The database back then didn't differentiate between four-seam and two-seam, so we're left with the more generic 'fastball.' Still, the numbers are surprisingly similar. Feliz whiffed more on all three breaking pitches but missed about the same on fastballs. His percentage swings at curves went up, as did his balls in play percentage. The other big thing to note is that pitchers seemed to pound the strike zone a little more.  A surprising 70 percent of the changeups Feliz saw were strikes. He also swung at almost 60 percent of those and missed on 14 percent. These are not good signs. Not only does he have a problem hitting a slider, but he also can get fooled by a good changeup.

Did his spray chart differ much from 2009, though?


If anything, you can tell Feliz tended to pull more pitches two years ago than he did last season. He had a bit more pop, extending that band of hits and outs in the outfield a few feet.
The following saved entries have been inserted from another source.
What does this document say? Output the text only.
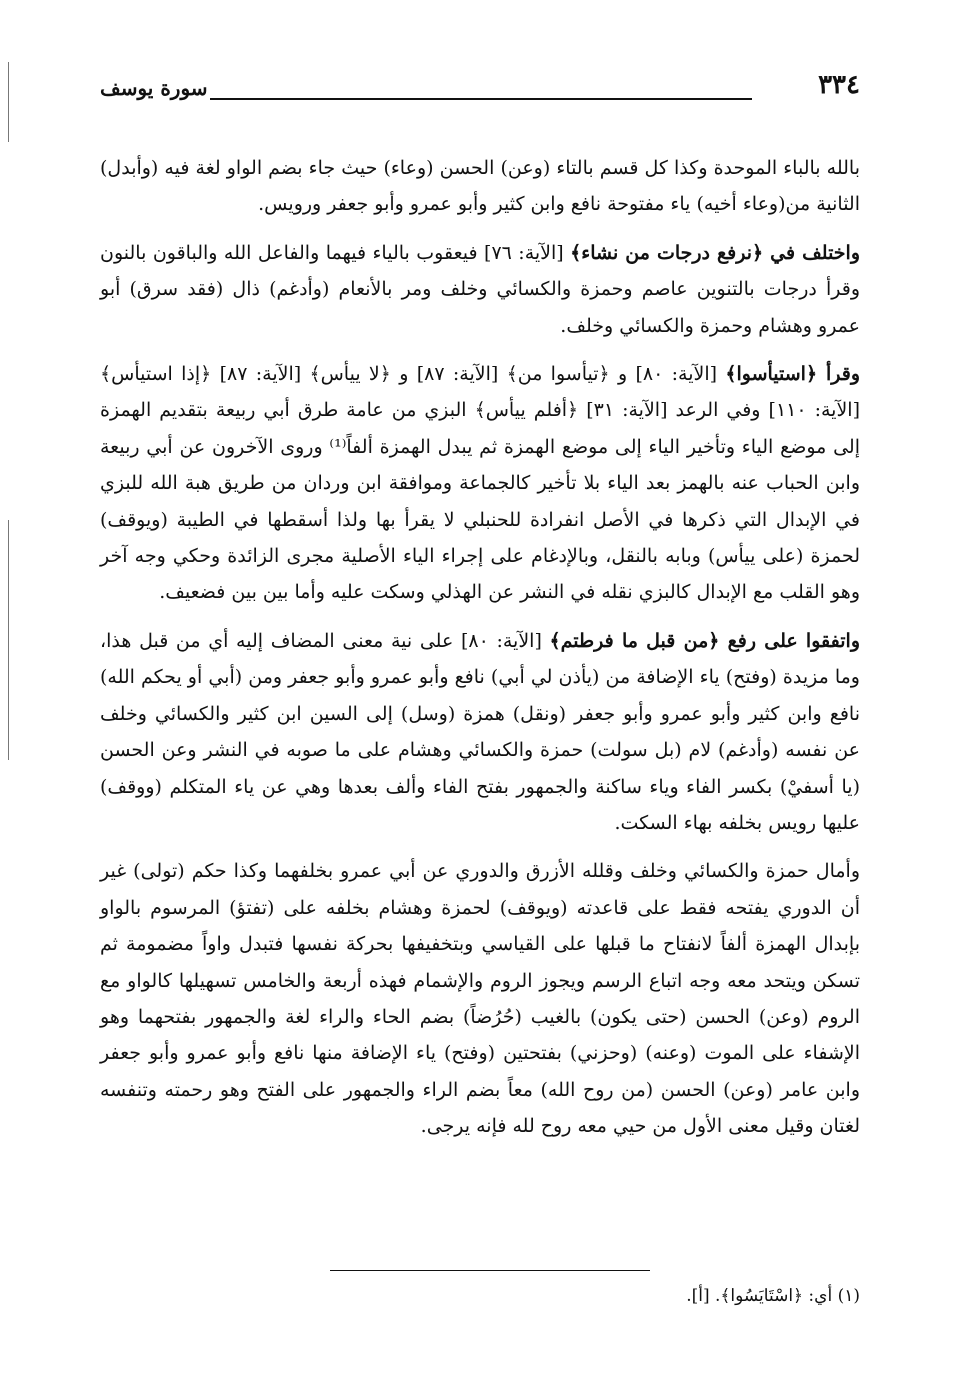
٣٣٤
سورة يوسف

بالله بالباء الموحدة وكذا كل قسم بالتاء (وعن) الحسن (وعاء) حيث جاء بضم الواو لغة فيه (وأبدل) الثانية من(وعاء أخيه) ياء مفتوحة نافع وابن كثير وأبو عمرو وأبو جعفر ورويس.

واختلف في ﴿نرفع درجات من نشاء﴾ [الآية: ٧٦] فيعقوب بالياء فيهما والفاعل الله والباقون بالنون وقرأ درجات بالتنوين عاصم وحمزة والكسائي وخلف ومر بالأنعام (وأدغم) ذال (فقد سرق) أبو عمرو وهشام وحمزة والكسائي وخلف.

وقرأ ﴿استيأسوا﴾ [الآية: ٨٠] و ﴿تيأسوا من﴾ [الآية: ٨٧] و ﴿لا ييأس﴾ [الآية: ٨٧] ﴿إذا استيأس﴾ [الآية: ١١٠] وفي الرعد [الآية: ٣١] ﴿أفلم ييأس﴾ البزي من عامة طرق أبي ربيعة بتقديم الهمزة إلى موضع الياء وتأخير الياء إلى موضع الهمزة ثم يبدل الهمزة ألفاً⁽¹⁾ وروى الآخرون عن أبي ربيعة وابن الحباب عنه بالهمز بعد الياء بلا تأخير كالجماعة وموافقة ابن وردان من طريق هبة الله للبزي في الإبدال التي ذكرها في الأصل انفرادة للحنبلي لا يقرأ بها ولذا أسقطها في الطيبة (ويوقف) لحمزة (على ييأس) وبابه بالنقل، وبالإدغام على إجراء الياء الأصلية مجرى الزائدة وحكي وجه آخر وهو القلب مع الإبدال كالبزي نقله في النشر عن الهذلي وسكت عليه وأما بين بين فضعيف.

واتفقوا على رفع ﴿من قبل ما فرطتم﴾ [الآية: ٨٠] على نية معنى المضاف إليه أي من قبل هذا، وما مزيدة (وفتح) ياء الإضافة من (يأذن لي أبي) نافع وأبو عمرو وأبو جعفر ومن (أبي أو يحكم الله) نافع وابن كثير وأبو عمرو وأبو جعفر (ونقل) همزة (وسل) إلى السين ابن كثير والكسائي وخلف عن نفسه (وأدغم) لام (بل سولت) حمزة والكسائي وهشام على ما صوبه في النشر وعن الحسن (يا أسفيْ) بكسر الفاء وياء ساكنة والجمهور بفتح الفاء وألف بعدها وهي عن ياء المتكلم (ووقف) عليها رويس بخلفه بهاء السكت.

وأمال حمزة والكسائي وخلف وقلله الأزرق والدوري عن أبي عمرو بخلفهما وكذا حكم (تولى) غير أن الدوري يفتحه فقط على قاعدته (ويوقف) لحمزة وهشام بخلفه على (تفتؤ) المرسوم بالواو بإبدال الهمزة ألفاً لانفتاح ما قبلها على القياسي وبتخفيفها بحركة نفسها فتبدل واواً مضمومة ثم تسكن ويتحد معه وجه اتباع الرسم ويجوز الروم والإشمام فهذه أربعة والخامس تسهيلها كالواو مع الروم (وعن) الحسن (حتى يكون) بالغيب (حُرُضاً) بضم الحاء والراء لغة والجمهور بفتحهما وهو الإشفاء على الموت (وعنه) (وحزني) بفتحتين (وفتح) ياء الإضافة منها نافع وأبو عمرو وأبو جعفر وابن عامر (وعن) الحسن (من روح الله) معاً بضم الراء والجمهور على الفتح وهو رحمته وتنفسه لغتان وقيل معنى الأول من حيي معه روح لله فإنه يرجى.

(١) أي: ﴿اسْتَايَسُوا﴾. [أ].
There's still not compelling evidence that he will be helped out much by the ballpark. He also had a ton of hits to the left side of the infield, but put enough in play towards second to avoid the shift.

If his hits fell into a different pattern, does that mean pitchers weren't pounding that lower outside corner?


Nope, he still had the same number of called strikes in that specific zone as last season. If there was no real change in how he was pitched to, was there a change in where he hit those fastballs?


This isn't good. It's fair to suppose that Feliz was just reacting to how he was being pitched in 2009, going to the opposite field with fastballs away. But, here we see that pitchers had the same approach in 2008 and he was able to hit to all fields, still pulling his share of fastballs to left.

This next chart shows that he swung at the same types of sliders, down in the zone, as he did in 2009.


Nothing much has changed there. He knows what he likes when it comes to the slider but he doesn't always connect.

The curveball is the same way.


When I uploaded this chart, I had to look twice since to make sure I hadn't used the same chart twice. No, it's different, but almost exactly the same as in 2009. Feliz can't really drive a curve, but is able to pull it consistenly to left field.

Conclusions? I'm worried that Feliz has lost bat speed. The difference between his 2008 and 2009 hit charts for fastballs is markedly different. Since there was no big change in how he was being pitched, this was either an adjustment on his part to be more successful or to cover up his lack of bat quickness. If his bat has slowed, it does nothing to help Wade's contention that he could hit 20 homers in MMP. In fact, it may cause his numbers to drop some from 2009 (.266/.308/.386) even as it caused his BABiP to uptick from 2008 (.256 to .284).

Feliz can hit off-speed stuff and seemed to recognize the changeup a little better in 2009. However, he is a year older and declining skills are a very real part of aging in baseball. If his ability to hit for a better average revolves around him recognizing this decline and compensating for it by going the other way, does that make up for his lack of on-base ability? Let me put it to you another way. If Feliz can hit .270 with 25 doubles instead of 20 home runs, does that make him a more valuable third baseman than the Astros had last season?